1.1 Putting the software component idea to work

In his address, McIlroy listed a number of software categories that would be suitable for components: mathematical functions, input-output conversion, geometry, text processing and storage management (McIlroy 1969:144). As Persson (2002:31) points out, the C standard library, which McIlroy was instrumental in creating during his time at Bell Laboratories, had routines for all of the original categories but the geometry one.

McIlroy also invented the pipeline mechanism (Ritchie 1980). A pipeline can be seen as a number of software components working in tandem, each serving a very specific purpose, and each unaware of the inner workings of the other components in the pipeline. A user, or a script, strings together such components, enabling complete programs to be built. The pipeline in the Unix operating system was McIlroy’s first application of the concept.

More formally, a pipeline is an ordered collection of software elements that consume data from the element directly preceding them in the pipeline and produce data based on the consumed data (the first element consumes no data). A pipeline can have an arbitrary number of elements, with data flowing from the first element to the last. In Unix, each software element is a stand-alone command-line program.

For example, consider the following program that calculates the number of files and directories in the current directory. It consists of the following input to a Unix shell:1

ls | wc -l

The ls program lists all available files in the current directory. Instead of displaying this list on-screen, the pipe symbol (“|”) causes it to be redirected to the wc program, in effect gluing the two programs together. The wc program counts the number of lines in the input data when given the -l argument. As wc is the last program in the pipeline, its output by default appears on-screen. In effect, a program has been constructed from two components that displays the number of files in a directory with very little effort.
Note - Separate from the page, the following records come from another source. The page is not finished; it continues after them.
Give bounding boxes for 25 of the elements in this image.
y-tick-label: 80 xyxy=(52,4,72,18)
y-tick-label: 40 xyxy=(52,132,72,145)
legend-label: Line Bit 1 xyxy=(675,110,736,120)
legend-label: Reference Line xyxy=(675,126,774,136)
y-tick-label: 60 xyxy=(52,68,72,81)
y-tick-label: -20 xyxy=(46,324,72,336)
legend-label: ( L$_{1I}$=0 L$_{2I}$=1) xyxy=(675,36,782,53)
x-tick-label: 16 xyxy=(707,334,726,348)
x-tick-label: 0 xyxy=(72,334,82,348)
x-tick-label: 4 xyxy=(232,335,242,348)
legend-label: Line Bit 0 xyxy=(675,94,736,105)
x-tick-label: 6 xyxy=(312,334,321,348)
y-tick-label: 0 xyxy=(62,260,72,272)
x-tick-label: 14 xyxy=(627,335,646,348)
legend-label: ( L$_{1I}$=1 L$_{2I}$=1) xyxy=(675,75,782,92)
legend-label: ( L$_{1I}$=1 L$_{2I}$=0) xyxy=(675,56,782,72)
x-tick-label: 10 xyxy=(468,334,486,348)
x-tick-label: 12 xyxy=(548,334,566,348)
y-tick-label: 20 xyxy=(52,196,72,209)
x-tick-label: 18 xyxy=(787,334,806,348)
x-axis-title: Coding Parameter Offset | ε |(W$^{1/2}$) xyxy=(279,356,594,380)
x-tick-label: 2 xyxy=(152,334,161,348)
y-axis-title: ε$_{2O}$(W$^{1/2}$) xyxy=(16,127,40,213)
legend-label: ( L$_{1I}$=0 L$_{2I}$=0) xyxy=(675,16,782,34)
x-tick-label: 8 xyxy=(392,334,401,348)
Pipelines can be quite complex; consider the following program that identifies the largest file in the current directory:

ls -s | sort -n | tail -1 | awk '{print $2}'

The familiar ls program is given an -s argument, prompting it to produce a list of all files in the current directory, with file sizes in the first column and file names in the second column. The sort program is given an -n argument, instructing it to sort its input data numerically, resulting in a list with the smallest file at the top and the largest file at the bottom. The tail program extracts the last n lines (where n is one in this case, a number conveyed by the -1 argument). What remains is a string with the size of the largest file in the first column, and its name in the second column. Finally, the awk program2 extracts the contents of the second column and displays it on-screen. In effect, a program has been constructed that identifies the name of the largest file in the current directory, again with the help of reusable components in the guise of standard command-line programs.

The holy grail of component-oriented programming is to enable the same ease-of-use when creating much larger programs consisting of a wide variety of components.

Footnotes

  1. While these pipeline examples are meant to illustrate a concept in use since the 1970s, they have been tested on a system running a modern Linux distribution and may thus not work on a vintage Unix system.
  2. AWK is programming language designed to process strings. Its programs are interpreted by the awk program.